Sequence data for this study is archived on the NCBI sequence read archive (SRA). The data were run in two separate Illumina runs, but are combined under a single project id number.
The library contains 95 samples. We uploaded the two demultiplexed samples for each individual separately, so each sample has 2 files. Below we examine just the first library (the "half" data set) and then both libraries combined (the "full" data set). We analyze on 64 samples since the remaining samples are replicate individuals within species that are part of a separate project.

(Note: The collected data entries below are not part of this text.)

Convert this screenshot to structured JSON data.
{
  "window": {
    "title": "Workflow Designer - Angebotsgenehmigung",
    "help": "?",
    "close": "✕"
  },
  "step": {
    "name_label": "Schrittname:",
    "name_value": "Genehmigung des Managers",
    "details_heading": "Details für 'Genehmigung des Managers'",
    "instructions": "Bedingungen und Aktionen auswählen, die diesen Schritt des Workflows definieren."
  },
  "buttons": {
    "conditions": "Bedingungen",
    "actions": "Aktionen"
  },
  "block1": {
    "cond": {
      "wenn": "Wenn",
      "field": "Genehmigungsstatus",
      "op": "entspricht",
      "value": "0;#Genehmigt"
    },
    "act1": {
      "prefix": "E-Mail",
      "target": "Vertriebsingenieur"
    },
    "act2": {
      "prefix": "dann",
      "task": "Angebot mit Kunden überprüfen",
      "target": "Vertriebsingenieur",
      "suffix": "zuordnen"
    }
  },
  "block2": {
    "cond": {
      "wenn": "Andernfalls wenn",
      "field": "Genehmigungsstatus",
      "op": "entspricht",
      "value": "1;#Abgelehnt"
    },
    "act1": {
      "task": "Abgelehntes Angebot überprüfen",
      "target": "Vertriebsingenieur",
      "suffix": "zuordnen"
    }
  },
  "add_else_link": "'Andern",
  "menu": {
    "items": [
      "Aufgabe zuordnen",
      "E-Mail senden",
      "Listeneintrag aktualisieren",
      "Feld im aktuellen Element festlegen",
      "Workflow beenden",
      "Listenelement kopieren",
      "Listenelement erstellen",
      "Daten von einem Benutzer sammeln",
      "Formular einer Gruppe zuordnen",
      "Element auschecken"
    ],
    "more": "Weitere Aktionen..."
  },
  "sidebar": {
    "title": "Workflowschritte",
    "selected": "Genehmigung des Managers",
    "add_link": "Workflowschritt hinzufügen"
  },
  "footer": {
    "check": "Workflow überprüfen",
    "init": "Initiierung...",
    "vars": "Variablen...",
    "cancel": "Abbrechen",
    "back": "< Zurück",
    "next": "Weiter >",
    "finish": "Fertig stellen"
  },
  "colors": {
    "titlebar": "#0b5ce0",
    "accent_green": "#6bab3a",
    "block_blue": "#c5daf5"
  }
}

You can download the data set using the script below:
In [ ]:
    
%%bash
## get the data from Dryad
for run in $(seq 24 28);
  do
wget -q -r -nH --cut-dirs=9 \
ftp://ftp-trace.ncbi.nlm.nih.gov/\
sra/sra-instant/reads/ByRun/sra/SRR/\
SRR191/SRR19155$run/SRR19155$run".sra";
done
    
In [ ]:
    
%%bash
## convert sra files to fastq using fastq-dump tool
fastq-dump *.sra
    
In [ ]:
    
## IPython code
## This reads in a table mapping sample names to SRA numbers
## that is hosted on github
## open table from github url
url = "https://raw.githubusercontent.com/"+\
      "dereneaton/virentes/master/SraRunTable.txt"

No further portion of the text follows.